Not quite throwaways, but still fairly mediocre, are the reverb-ballads Perhaps We Were Swinging and Mother & Son, the dark and poetic They, and the Concert For Todd version of Man Called Aerodynamics (which is practically a demo version).

There are two more gems on this collection though. A track which shares a title and main lyric with Go Back Snowball's It Is Divine, but is otherwise a completely different tune. Pollard manages at least three separate melodies which are put together to create a fairly great tune (even though the quality is on the lower end). Also, likely the star on this disc is the full version of Back To Saturn X, which was previously known only as a snippet on Propeller's Back To Saturn X Radio Report. Easily, this is the most rocking track on the CD, and is a must have for GBV fans (though I will likely edit out the minute of laughing at the end).

Basically after Back To Saturn X and It Is Divine, there is nothing to spectacular on this album. The demos from Do The Collapse and Mag Earwhig! are interesting, but all suffer from all things demo-ish. The outtakes from Self-Inflicted Aerial Nostalgia are pretty decent, and would for the most part fit in nicely with an extended version of that album. Overall, this is on the lower end of GBV-related albums.
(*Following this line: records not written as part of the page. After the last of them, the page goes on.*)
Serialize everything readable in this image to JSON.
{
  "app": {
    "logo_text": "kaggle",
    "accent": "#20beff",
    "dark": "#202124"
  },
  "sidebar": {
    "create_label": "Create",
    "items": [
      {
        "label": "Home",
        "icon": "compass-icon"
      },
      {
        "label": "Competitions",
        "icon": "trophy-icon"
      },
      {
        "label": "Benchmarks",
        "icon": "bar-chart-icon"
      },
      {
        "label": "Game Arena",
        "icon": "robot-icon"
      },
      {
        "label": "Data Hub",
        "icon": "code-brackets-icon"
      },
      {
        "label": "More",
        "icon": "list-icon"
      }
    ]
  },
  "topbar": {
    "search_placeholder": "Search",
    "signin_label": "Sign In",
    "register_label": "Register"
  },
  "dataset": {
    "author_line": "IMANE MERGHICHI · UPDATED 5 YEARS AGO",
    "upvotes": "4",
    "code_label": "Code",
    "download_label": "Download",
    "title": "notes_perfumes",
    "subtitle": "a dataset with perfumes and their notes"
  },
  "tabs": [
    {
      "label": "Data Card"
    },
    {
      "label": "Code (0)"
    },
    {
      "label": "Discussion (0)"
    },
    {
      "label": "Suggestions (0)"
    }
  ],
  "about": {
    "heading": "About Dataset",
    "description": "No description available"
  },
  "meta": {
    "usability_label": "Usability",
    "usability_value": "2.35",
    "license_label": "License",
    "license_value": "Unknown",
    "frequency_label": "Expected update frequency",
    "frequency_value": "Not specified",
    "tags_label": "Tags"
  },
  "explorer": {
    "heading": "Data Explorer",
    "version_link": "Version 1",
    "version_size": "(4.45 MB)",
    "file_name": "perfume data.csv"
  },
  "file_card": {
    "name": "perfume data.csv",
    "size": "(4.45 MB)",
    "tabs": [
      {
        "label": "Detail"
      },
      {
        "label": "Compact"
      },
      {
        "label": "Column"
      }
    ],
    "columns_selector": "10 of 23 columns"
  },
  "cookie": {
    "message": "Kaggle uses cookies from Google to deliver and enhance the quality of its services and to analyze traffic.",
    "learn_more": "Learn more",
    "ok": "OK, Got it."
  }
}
Tracklisting (songs in bold make my ultimate Pollard/GBV playlist):

01 I
02 Back To Saturn X
03 H-O-M-E
04 You're The Special
05 Perhaps We Were Swinging
06 Mother & Son
07 7 Strokes To Heaven's Edge
08 Fire 'Em Up, Abner
09 Harboring Exiles
10 Still Worth Nothing
11 Never
12 Slave Your Beetle Brain
13 It Is Divine (Different Version)
14 They
15 I Invented The Moonwalk (And The Pencil Sharpener)
16 Fly Into Ashes (Demo)
17 The Various Vaults Of Convenience
18 Trashed Aircraft
19 Running Off With The Fun City Girls (Demo)
20 Bulldog Skin (Demo)
21 Portable Men's Society (Demo)
22 Choking Tara (Demo)
23 Man Called Aerodynamics (Concert For Todd Version)


The Doorman said...

The big revelation of the Hardcore UFOs boxset to me was listening to tracks 5-10 of this disc. All recorded at Steve Wilbur's 8-track garage at the end of the 80s. Oh my god.. You really should reconsider "Mother & Son", hauntingly beautiful!
Keep up the good work! I'm curious about your remarks on the latest Pollard albums. I kind of stopped buying his stuff after the disappointing Fiction Man .

sisu_finn said...

Fire 'Em Up, Abner can over stay its welcome always,

Anonymous said...

Fire Em Up Abner and Liar's Tale are my favorite 80s tracks; I'm surprised that you disliked them both. The former should be covered by Thee Oh Seas if they haven't done it already. I like the feel of those Wilbur songs too; 88 was clearly a pivotal year for Bob's songwriting.

I actually enjoy Slave Your Beetle Brain a lot! Not In My Airforce would lose some character without that little snippet too.
I also prefer the demo version of Choking Tara. Creamy/Mag/demo would have made a nice 7" actually.